The first two points are how we keep the file descriptor open and hence the connection open. Queueing a receive on accepting the original connection is saying, “hold the file descriptor open, we’re expecting more information.” Equally, upon the server sending a message, it queues another receive so that the user can continue to send more messages. The last point is only there because this is an echo server. Whenver it receives a message it has to send that back, hence the send message.

So, what do these handlers look like? Let’s look at the code for the handle_accept function:

 
fn handle_accept(&mut self, res: i32) -> io::Result<()> {
    if res >= 0 {
        println!("Accepted new connection: {}", res);
        self.add_receive(res)?;
    } else if res == -(EAGAIN as i32) {
        println!("No new connection available");
    } else {
        eprintln!("Accept failed with error: {}", -res);
    }

    self.add_accept()
}

Note that it takes in the result we pulled off the completion queue, and based on whether it’s successful or not, we’ll add a receive. In all cases, though, we add another accept. This is saying that we’re ready to accept more incoming connections from other users, as mentioned above.
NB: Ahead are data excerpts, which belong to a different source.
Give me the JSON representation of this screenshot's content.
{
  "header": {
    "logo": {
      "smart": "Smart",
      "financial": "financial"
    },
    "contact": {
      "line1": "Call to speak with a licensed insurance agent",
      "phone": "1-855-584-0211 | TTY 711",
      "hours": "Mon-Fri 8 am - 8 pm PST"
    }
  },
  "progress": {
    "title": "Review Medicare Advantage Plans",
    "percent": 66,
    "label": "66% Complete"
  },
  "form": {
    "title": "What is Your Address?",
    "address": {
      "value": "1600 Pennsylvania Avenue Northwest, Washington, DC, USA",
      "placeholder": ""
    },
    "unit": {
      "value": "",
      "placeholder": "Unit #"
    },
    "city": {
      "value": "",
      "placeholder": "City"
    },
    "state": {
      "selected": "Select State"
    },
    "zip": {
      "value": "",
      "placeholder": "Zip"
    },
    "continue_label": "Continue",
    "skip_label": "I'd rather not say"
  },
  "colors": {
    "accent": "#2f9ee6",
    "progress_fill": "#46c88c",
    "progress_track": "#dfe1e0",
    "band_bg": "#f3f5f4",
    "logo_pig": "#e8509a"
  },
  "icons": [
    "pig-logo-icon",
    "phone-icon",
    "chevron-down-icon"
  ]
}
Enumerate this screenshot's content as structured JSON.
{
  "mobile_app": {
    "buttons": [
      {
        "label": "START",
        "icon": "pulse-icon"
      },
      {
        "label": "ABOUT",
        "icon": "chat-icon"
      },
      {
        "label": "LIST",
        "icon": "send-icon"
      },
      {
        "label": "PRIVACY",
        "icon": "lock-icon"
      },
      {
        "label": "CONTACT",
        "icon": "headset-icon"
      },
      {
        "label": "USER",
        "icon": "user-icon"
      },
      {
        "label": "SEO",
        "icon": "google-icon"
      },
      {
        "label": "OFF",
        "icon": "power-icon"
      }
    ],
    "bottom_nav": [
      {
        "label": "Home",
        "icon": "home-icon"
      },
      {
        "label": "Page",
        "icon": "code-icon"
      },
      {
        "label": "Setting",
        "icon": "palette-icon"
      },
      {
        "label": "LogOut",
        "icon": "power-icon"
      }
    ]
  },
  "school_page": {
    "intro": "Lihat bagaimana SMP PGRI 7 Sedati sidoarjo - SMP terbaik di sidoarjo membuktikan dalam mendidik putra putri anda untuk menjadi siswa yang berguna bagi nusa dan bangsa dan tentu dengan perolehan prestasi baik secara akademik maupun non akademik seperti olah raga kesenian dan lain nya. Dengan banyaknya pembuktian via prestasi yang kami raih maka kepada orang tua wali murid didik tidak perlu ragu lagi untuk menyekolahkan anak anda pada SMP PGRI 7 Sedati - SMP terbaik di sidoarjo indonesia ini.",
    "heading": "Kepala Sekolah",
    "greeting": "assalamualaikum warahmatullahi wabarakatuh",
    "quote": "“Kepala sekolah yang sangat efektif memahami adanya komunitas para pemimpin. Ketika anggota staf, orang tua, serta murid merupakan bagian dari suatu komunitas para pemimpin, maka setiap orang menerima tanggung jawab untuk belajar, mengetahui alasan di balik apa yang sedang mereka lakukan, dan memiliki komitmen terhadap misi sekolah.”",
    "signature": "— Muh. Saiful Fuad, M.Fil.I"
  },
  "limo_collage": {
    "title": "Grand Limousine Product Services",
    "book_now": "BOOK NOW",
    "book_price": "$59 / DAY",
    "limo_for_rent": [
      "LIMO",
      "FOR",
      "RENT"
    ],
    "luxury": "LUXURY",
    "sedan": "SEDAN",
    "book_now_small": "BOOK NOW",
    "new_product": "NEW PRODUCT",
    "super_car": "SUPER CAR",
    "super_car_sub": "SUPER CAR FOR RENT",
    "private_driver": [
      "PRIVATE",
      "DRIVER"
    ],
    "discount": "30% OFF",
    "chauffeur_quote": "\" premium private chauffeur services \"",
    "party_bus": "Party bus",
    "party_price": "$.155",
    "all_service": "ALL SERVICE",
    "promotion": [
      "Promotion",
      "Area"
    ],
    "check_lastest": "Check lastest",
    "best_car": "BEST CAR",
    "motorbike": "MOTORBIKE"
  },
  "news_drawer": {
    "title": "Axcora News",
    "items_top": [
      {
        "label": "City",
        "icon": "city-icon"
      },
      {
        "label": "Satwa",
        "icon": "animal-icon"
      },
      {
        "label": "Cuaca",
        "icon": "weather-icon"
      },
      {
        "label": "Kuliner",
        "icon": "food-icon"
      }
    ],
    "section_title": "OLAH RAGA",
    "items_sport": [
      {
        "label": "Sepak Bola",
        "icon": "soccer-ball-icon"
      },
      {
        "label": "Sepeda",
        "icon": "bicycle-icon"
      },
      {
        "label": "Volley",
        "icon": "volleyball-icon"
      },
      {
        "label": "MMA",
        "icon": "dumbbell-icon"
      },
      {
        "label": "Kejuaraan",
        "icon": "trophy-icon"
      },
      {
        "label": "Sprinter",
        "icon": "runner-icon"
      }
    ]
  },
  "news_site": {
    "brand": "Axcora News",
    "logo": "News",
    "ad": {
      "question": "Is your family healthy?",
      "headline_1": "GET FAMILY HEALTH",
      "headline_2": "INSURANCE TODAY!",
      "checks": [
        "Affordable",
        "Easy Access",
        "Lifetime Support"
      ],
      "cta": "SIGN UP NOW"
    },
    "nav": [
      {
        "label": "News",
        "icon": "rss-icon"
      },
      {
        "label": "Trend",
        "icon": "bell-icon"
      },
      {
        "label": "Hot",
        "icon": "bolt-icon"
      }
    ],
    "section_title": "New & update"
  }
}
The other handlers are similar, though some will deal with the buffer, such as our handle_receive, which which looks like:

 
fn handle_receive(&mut self, res: i32, buffer: *mut u8, fd: RawFd) -> io::Result<()> {
    if res > 0 {
        let slice = unsafe { std::slice::from_raw_parts(buffer, res as usize) };
        let text = String::from_utf8_lossy(slice);
        println!("Read {} bytes: {}", res, text);

        self.add_send(fd, buffer, res as usize)?;
    } else if res == 0 {
        println!("Connection closed");
        unsafe {
            let _ = Box::from_raw(buffer);
        }
    } else {
        eprintln!("Read failed with error: {}", -res);
        unsafe {
            let _ = Box::from_raw(buffer);
        }
    }

    Ok(())
}

You’ll notice here the Box::from_raw(buffer) code that was mentioned earlier, and which is used to release the pointer upon going out of scope (ie. at the end of this function). Additionallly, you can see if the completion is successful (res > 0), we pull out the data from the buffer that io_uring read in from the file descriptor. The code that follows is just to make it readable.

Wrapping it up

A big picture view of all this is a polling loop which checks an async queue for I/O operations run by the operating system. The server itself doesn’t not block waiting for messages, though there’s a slight pause to queue or dequeue something, which is normal.

While the code is far more than what one would do when working with high-level async, it’s actually not too complex once you break it down. The flow of information is relatively straight forward. Where we go from here, though, is towards that high-level view, and to do that we need to build an async runtime that can handle our WebSocket connections.